Anche a livello mediatico l’attenzione era focalizzata su questo evento, in un periodo dove i motori erano spenti o comunque lontani dai riflettori in vista della stagione successiva. Per un bambino appassionato di motori, ogni anno cresceva sempre di più la voglia di entrare all’interno di quello che sembrava un Paradiso in terra. Dai uno, dai due, dai tre, cogliendo anche l’occasione di essere vicini al Natale, riuscii nel 2003 a convincere i miei genitori a portarmi, undicenne, al Motor Show.

La prima cosa che colpiva era naturalmente la folla che accorreva in massa a prendere d’assalto i botteghini già prima dell’apertura delle porte del salone. Una volta all’interno, la manifestazione era talmente grande da perdersi, al punto di prendere la mappa degli espositori, penna e scegliere e cerchiare cosa andare a vedere. Le cose impressionanti erano più di una: dalla quantità incredibile di gadget data dagli espositori, all’incredibile numero di marchi presenti e di automobili e motociclette da sogno in bella mostra, a due passi.

Un fermo immagine che ho stampato nella mente è la Porsche Carrera GT, presentata pochi mesi prima dalla Casa di Zuffenhausen, che spiccava in mezzo a qualunque cosa. Ricordi più o meno vividi mi richiamano alla memoria una Ferrari Enzo e una Ferrari F2003-GA su cui mi sedetti, sulla gomma anteriore sinistra, per fare una foto ricordo. Fu anche la prima volta che vidi delle MotoGP, tra cui quella Ducati Desmosedici che stavo orribilmente dipingendo, alle scuole medie, per farne un appendichiavi da parete durante le ore di laboratorio di Educazione Tecnica, o la RC 211V campionessa del mondo con il numero ’46’ sul cupolino e sul codone.

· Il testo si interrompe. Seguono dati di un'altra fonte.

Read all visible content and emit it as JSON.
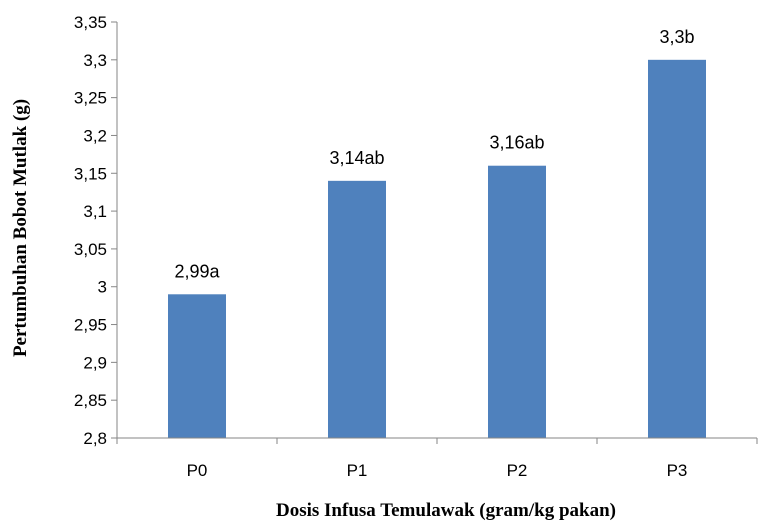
{
  "chart_data": {
    "type": "bar",
    "categories": [
      "P0",
      "P1",
      "P2",
      "P3"
    ],
    "values": [
      2.99,
      3.14,
      3.16,
      3.3
    ],
    "data_labels": [
      "2,99a",
      "3,14ab",
      "3,16ab",
      "3,3b"
    ],
    "xlabel": "Dosis Infusa Temulawak (gram/kg pakan)",
    "ylabel": "Pertumbuhan Bobot Mutlak (g)",
    "ylim": [
      2.8,
      3.35
    ],
    "yticks": [
      2.8,
      2.85,
      2.9,
      2.95,
      3,
      3.05,
      3.1,
      3.15,
      3.2,
      3.25,
      3.3,
      3.35
    ],
    "ytick_labels": [
      "2,8",
      "2,85",
      "2,9",
      "2,95",
      "3",
      "3,05",
      "3,1",
      "3,15",
      "3,2",
      "3,25",
      "3,3",
      "3,35"
    ],
    "grid": false,
    "legend": "none",
    "bar_color": "#4f81bd",
    "axis_color": "#868686"
  }
}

C’è un’altro ricordo impresso nella memoria, come se fosse oggi: la sensazione di smarrimento giunte le 18, quando fu ora di tornare a casa. Avevo visto le auto e le moto che ammiravo da davanti alla TV, visto le gare di motard nell’area 48 con i piloti del motomondiale e stando a due passi da Loris Capirossi, che non mi immaginavo potesse essere alto quasi quanto me, ma velocissimo su quella bestia rossa. Non ne volevo sapere di tornare a casa, non mi sembrava vero di dover tornare nel mondo reale dopo aver toccato il cielo con un dito. Anche i miei genitori rimasero piacevolmente colpiti da ciò che videro durante quella giornata, anche loro alla prima volta al salone. Questo era ciò che riusciva a fare il Motor Show di Bologna degli anni d’oro: proiettare bambini, ragazzini e adulti in un mondo da sogno, forse addirittura troppo bello per essere reale. 

Oggi, purtroppo, di quel Motor Show si fa fatica quasi a trovare il logo su internet. Non ci sono canali ufficiali che ne tengono in vita la storia, lasciando tutto il compito alle emozioni ancora scolpite nei ricordi degli undicenni di allora, che vorrebbero non essere mai usciti da BolognaFiere.